Proper inspection, maintenance, repair and storage is essential to ensure the Respiratory Protective Equipment (RPE) works correctly and provides the appropriate level of protection. The goal is to maintain the equipment in a condition that provides the same effectiveness as it had when it was first manufactured.

RPE should be inspected for signs of damage before each use and during cleaning. An inspection should cover manufacturer’s instructions. When carrying out inspection and maintenance, check that:

  • connections are tight
  • there are no holes or tears
  • there is no distortion of the face seal
  • there is no deterioration or loss of elasticity in the straps
  • there are no broken or malfunctioning buckles
  • inhalation and exhalation valves are clean and operational
  • the valve and valve seat are free from dust, dirt and hair
  • the filters are properly secured and filter housing is not cross threaded
  • there is nothing that would impair vision on a full-face respirators
  • there are no faults in the connections on powered air purifying respirators (PAPRs) and supplied air respirators
  • powered air purifying respirators (PAPRs) and supplied air respirators have the correct settings
  • there is adequate battery charge and flow rate when using a powered respirator.

RPE that have failed inspection need to be taken out of service. Repairs should only be undertaken by a competent person.

Disposable respirators are for single use and should be disposed after use.
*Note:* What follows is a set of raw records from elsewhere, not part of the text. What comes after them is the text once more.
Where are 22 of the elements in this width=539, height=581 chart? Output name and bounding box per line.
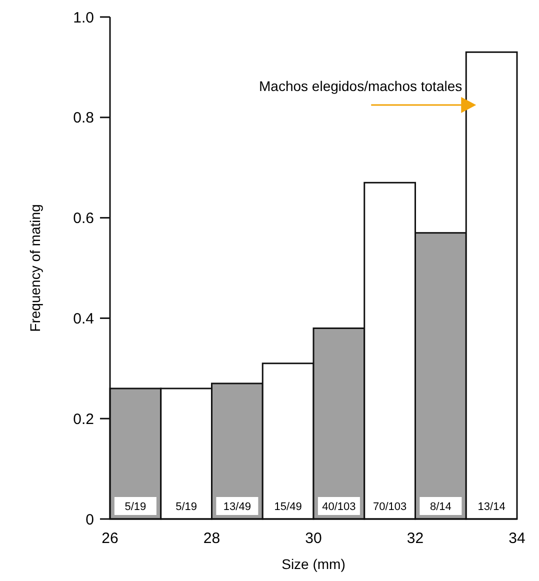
data-label: 40/103 — [322, 501, 356, 513]
x-tick-label: 28 — [203, 530, 220, 547]
x-axis-title: Size (mm) — [282, 556, 346, 572]
data-label: 8/14 — [430, 501, 452, 513]
x-tick-label: 32 — [406, 530, 424, 547]
data-label: 13/49 — [223, 501, 251, 513]
data-label: 5/19 — [124, 501, 146, 513]
x-tick-label: 30 — [305, 530, 322, 547]
y-tick-label: 0 — [86, 511, 94, 528]
data-label: 15/49 — [274, 501, 302, 513]
annotation: Machos elegidos/machos totales — [259, 78, 462, 94]
data-label: 70/103 — [372, 501, 407, 513]
y-axis-title: Frequency of mating — [27, 204, 43, 332]
data-label: 5/19 — [176, 501, 198, 513]
x-tick-label: 26 — [102, 530, 118, 547]
x-tick-label: 34 — [508, 530, 526, 547]
y-tick-label: 0.2 — [73, 410, 94, 428]
y-tick-label: 1.0 — [73, 9, 94, 26]
data-label: 13/14 — [478, 501, 506, 513]
y-tick-label: 0.8 — [73, 110, 94, 127]
y-tick-label: 0.4 — [73, 310, 94, 328]
y-tick-label: 0.6 — [73, 210, 94, 228]
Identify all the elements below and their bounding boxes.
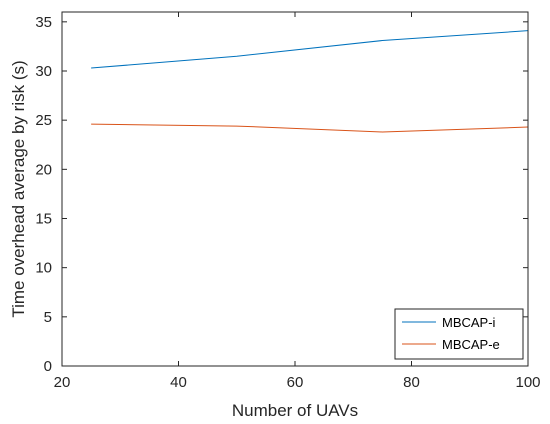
- x-tick-label: 100: [515, 374, 540, 391]
- y-tick-label: 25: [35, 112, 52, 129]
- legend-box: [394, 308, 524, 360]
- y-axis-title: Time overhead average by risk (s): [9, 60, 28, 317]
- y-tick-label: 0: [44, 358, 52, 375]
- y-tick-label: 5: [44, 309, 52, 326]
- y-tick-label: 10: [35, 260, 52, 277]
- y-tick-label: 15: [35, 211, 52, 228]
- legend-label-mbcap-i: MBCAP-i: [442, 315, 496, 330]
- y-tick-label: 35: [35, 14, 52, 31]
- y-tick-label: 30: [35, 63, 52, 80]
- x-axis-title: Number of UAVs: [232, 401, 358, 420]
- x-tick-label: 20: [54, 374, 71, 391]
- x-tick-label: 60: [287, 374, 304, 391]
- x-tick-label: 80: [403, 374, 420, 391]
- ticks-layer: 20 40 60 80 100 0 5 10 15 20 25 30 35: [35, 12, 541, 391]
- series-layer: [91, 30, 529, 133]
- legend: MBCAP-i MBCAP-e: [394, 308, 524, 360]
- y-tick-label: 20: [35, 161, 52, 178]
- x-tick-label: 40: [170, 374, 187, 391]
- plot-area: [62, 12, 528, 366]
- series-line-mbcap-e: [91, 123, 529, 133]
- series-line-mbcap-i: [91, 30, 529, 69]
- legend-label-mbcap-e: MBCAP-e: [442, 337, 500, 352]
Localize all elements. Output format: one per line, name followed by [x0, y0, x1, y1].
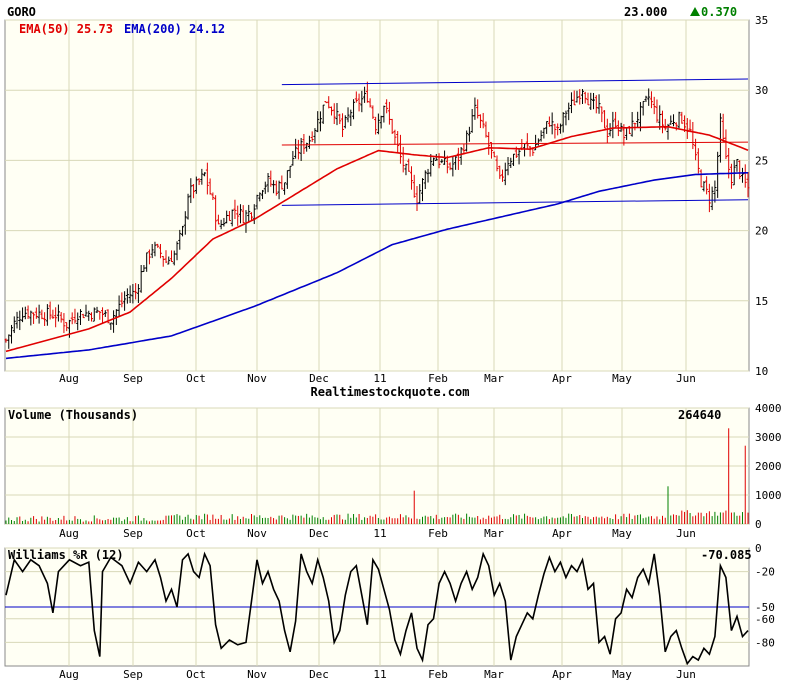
month-label: Sep — [123, 527, 143, 540]
month-label: 11 — [373, 527, 386, 540]
williams-axis: 0 -20 -50-60 -80 — [755, 542, 775, 649]
upper-trendline — [281, 78, 749, 86]
price-tick-label: 30 — [755, 84, 768, 97]
month-label: Feb — [428, 372, 448, 385]
williams-last-value: -70.085 — [701, 548, 752, 562]
volume-bars — [5, 428, 749, 524]
month-label: May — [612, 372, 632, 385]
lower-trendline — [281, 199, 749, 206]
volume-tick-label: 0 — [755, 518, 762, 531]
month-label: Aug — [59, 372, 79, 385]
month-label: Dec — [309, 527, 329, 540]
volume-tick-label: 2000 — [755, 460, 782, 473]
month-label: Aug — [59, 527, 79, 540]
williams-tick-label: -80 — [755, 636, 775, 649]
price-bars — [4, 81, 750, 349]
watermark: Realtimestockquote.com — [311, 385, 470, 399]
williams-month-axis: Aug Sep Oct Nov Dec 11 Feb Mar Apr May Jun — [59, 668, 696, 680]
williams-lines — [5, 551, 749, 666]
volume-tick-label: 3000 — [755, 431, 782, 444]
ema200-line — [5, 172, 748, 360]
month-label: May — [612, 668, 632, 680]
williams-tick-label: -50 — [755, 601, 775, 614]
month-label: Mar — [484, 668, 504, 680]
month-label: Sep — [123, 668, 143, 680]
price-change: 0.370 — [701, 5, 737, 19]
price-overlays — [5, 78, 749, 360]
williams-line — [5, 551, 749, 666]
price-tick-label: 35 — [755, 14, 768, 27]
last-price: 23.000 — [624, 5, 667, 19]
resistance-line — [281, 141, 749, 146]
volume-title: Volume (Thousands) — [8, 408, 138, 422]
volume-tick-label: 1000 — [755, 489, 782, 502]
month-label: Jun — [676, 527, 696, 540]
price-axis: 10 15 20 25 30 35 — [755, 14, 768, 378]
month-label: Oct — [186, 372, 206, 385]
month-label: Jun — [676, 372, 696, 385]
ema200-legend: EMA(200) 24.12 — [124, 22, 225, 36]
month-label: Apr — [552, 372, 572, 385]
month-label: Jun — [676, 668, 696, 680]
month-label: Feb — [428, 668, 448, 680]
month-label: Aug — [59, 668, 79, 680]
up-triangle-icon — [690, 7, 700, 16]
price-tick-label: 20 — [755, 225, 768, 238]
month-label: 11 — [373, 372, 386, 385]
month-label: Nov — [247, 668, 267, 680]
month-label: Mar — [484, 527, 504, 540]
month-label: Nov — [247, 527, 267, 540]
volume-month-axis: Aug Sep Oct Nov Dec 11 Feb Mar Apr May Jun — [59, 527, 696, 540]
ema50-line — [5, 125, 749, 353]
month-label: Dec — [309, 372, 329, 385]
month-label: May — [612, 527, 632, 540]
volume-tick-label: 4000 — [755, 402, 782, 415]
williams-tick-label: -20 — [755, 566, 775, 579]
price-tick-label: 25 — [755, 154, 768, 167]
williams-title: Williams %R (12) — [8, 548, 124, 562]
month-label: Oct — [186, 527, 206, 540]
ema50-legend: EMA(50) 25.73 — [19, 22, 113, 36]
month-label: Apr — [552, 527, 572, 540]
price-tick-label: 10 — [755, 365, 768, 378]
month-label: Dec — [309, 668, 329, 680]
month-label: 11 — [373, 668, 386, 680]
price-tick-label: 15 — [755, 295, 768, 308]
month-label: Sep — [123, 372, 143, 385]
williams-tick-label: -60 — [755, 613, 775, 626]
volume-axis: 0 1000 2000 3000 4000 — [755, 402, 782, 531]
month-label: Mar — [484, 372, 504, 385]
volume-grid — [5, 407, 749, 525]
month-label: Apr — [552, 668, 572, 680]
price-month-axis: Aug Sep Oct Nov Dec 11 Feb Mar Apr May Jun — [59, 372, 696, 385]
month-label: Feb — [428, 527, 448, 540]
month-label: Nov — [247, 372, 267, 385]
volume-last-value: 264640 — [678, 408, 721, 422]
williams-tick-label: 0 — [755, 542, 762, 555]
month-label: Oct — [186, 668, 206, 680]
ticker-symbol: GORO — [7, 5, 36, 19]
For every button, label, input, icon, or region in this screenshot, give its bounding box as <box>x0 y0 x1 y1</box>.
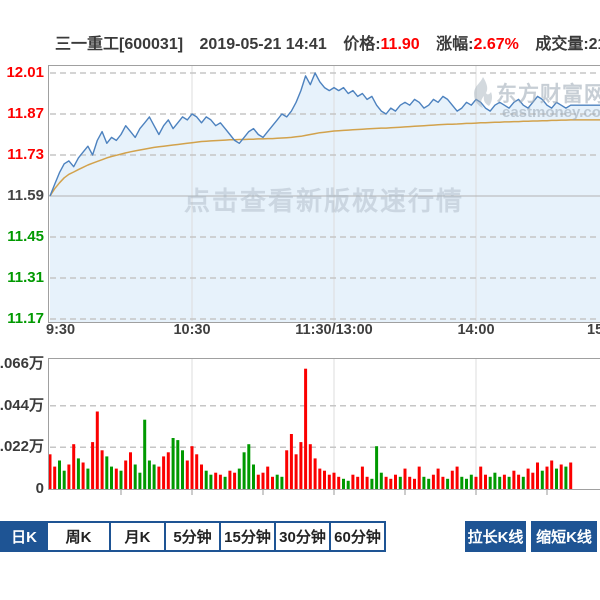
period-button-monthly-k[interactable]: 月K <box>109 521 166 552</box>
chart-header: 三一重工[600031] 2019-05-21 14:41 价格:11.90 涨… <box>55 30 600 54</box>
period-button-daily-k[interactable]: 日K <box>0 521 48 552</box>
volume-chart[interactable] <box>48 358 600 498</box>
period-button-60min[interactable]: 60分钟 <box>329 521 386 552</box>
time-axis-label: 14:00 <box>457 322 495 338</box>
time-axis-label: 15:00 <box>587 322 600 338</box>
price-axis-label: 11.59 <box>7 187 44 204</box>
price-label: 价格: <box>343 36 381 53</box>
shrink-kline-button[interactable]: 缩短K线 <box>531 521 597 552</box>
volume-value: 2126.88万 <box>588 36 600 53</box>
volume-label: 成交量: <box>535 36 589 53</box>
period-button-weekly-k[interactable]: 周K <box>46 521 111 552</box>
price-axis-label: 11.87 <box>7 105 44 122</box>
price-value: 11.90 <box>380 36 420 53</box>
price-axis-label: 11.45 <box>7 228 44 245</box>
time-axis-label: 9:30 <box>46 322 76 338</box>
stretch-kline-button[interactable]: 拉长K线 <box>465 521 526 552</box>
quote-datetime: 2019-05-21 14:41 <box>199 36 327 53</box>
period-toolbar: 日K 周K 月K 5分钟 15分钟 30分钟 60分钟 拉长K线 缩短K线 <box>0 521 600 552</box>
volume-axis-label: 0 <box>35 480 44 497</box>
stock-title: 三一重工[600031] <box>55 36 184 53</box>
price-axis-label: 11.73 <box>7 146 44 163</box>
change-label: 涨幅: <box>436 36 474 53</box>
price-chart[interactable] <box>48 65 600 323</box>
price-axis-label: 12.01 <box>6 64 44 81</box>
change-value: 2.67% <box>473 36 519 53</box>
change-pair: 涨幅:2.67% <box>436 36 519 53</box>
price-pair: 价格:11.90 <box>343 36 420 53</box>
volume-axis-label: 3.066万 <box>0 355 44 372</box>
volume-axis-label: 2.044万 <box>0 396 44 414</box>
period-button-30min[interactable]: 30分钟 <box>274 521 331 552</box>
volume-pair: 成交量:2126.88万 <box>535 36 600 53</box>
time-axis-label: 11:30/13:00 <box>295 322 373 338</box>
time-axis-label: 10:30 <box>173 322 211 338</box>
price-axis-label: 11.31 <box>7 269 44 286</box>
volume-axis-label: 1.022万 <box>0 438 44 456</box>
price-axis-label: 11.17 <box>7 310 44 327</box>
period-button-15min[interactable]: 15分钟 <box>219 521 276 552</box>
period-button-5min[interactable]: 5分钟 <box>164 521 221 552</box>
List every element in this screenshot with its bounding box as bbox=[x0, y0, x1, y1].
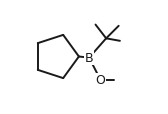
Text: O: O bbox=[96, 74, 105, 87]
Text: B: B bbox=[85, 52, 93, 65]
Ongoing maintenance is not required.


Particulate filters should be replaced when it becomes:

  • difficult to breathe through (this will vary from individual to individual), or
  • the filter is visibly dirty or damaged e.g. from welding sparks.

A particulate filters’ performance may be degraded without a noticeable increase in breathing resistance, therefore clogging will not give adequate guidance for filter replacement.

Gas and vapour filter replacement depends on a number of factors including the:

  • class of the filter – Class 1 filters can absorb less total contaminants than a Class 3
  • level of contaminants in the workplace air – the higher the level of airborne contaminants the shorter the service life of the filter
  • intensity of the work – higher breathing rates will reduce the filter service life
  • temperature and humidity – high humidity can significantly decrease filter life
  • manufacturer's instructions – expiration date.

Once the capacity of gas and vapour filters is reached, gas or vapour will pass straight through and provide no protection to the worker.


Cleaning a reusable facepiece is required after each use to remove contamination, moisture build-up and microbes.

The manufacturer’s instructions should provide advice on cleaning the RPE, including the appropriate cleaning materials and disinfectants to use. The use of cleaning products other than those recommended by the manufacturer may cause problems with the RPE.

Cleaning and drying should be carried out in a clean area to avoid contamination of the RPE.

Disposable respirators and dust masks should not be cleaned, while cartridges and filters cannot be cleaned.


All RPE should be stored in accordance with the manufacturer’s instructions to protect them from damage, contamination, dust, sunlight, extreme temperatures, excessive moisture and hazardous chemicals, you should:

  • store RPE in a clean dry place ensuring the RPE doesn’t get crushed
  • remove filters and cartridges from the respirator and store in separate bags to prevent cross contamination
  • keep gas and vapour filters in containers or bags with air tight seals as they continue to absorb airborne contaminants even when not being worn
  • store half-face respirators or full-face respirators fitted with gas cartridges in a sealed container between uses
  • ensure RPE is readily accessible and convenient to the place of work.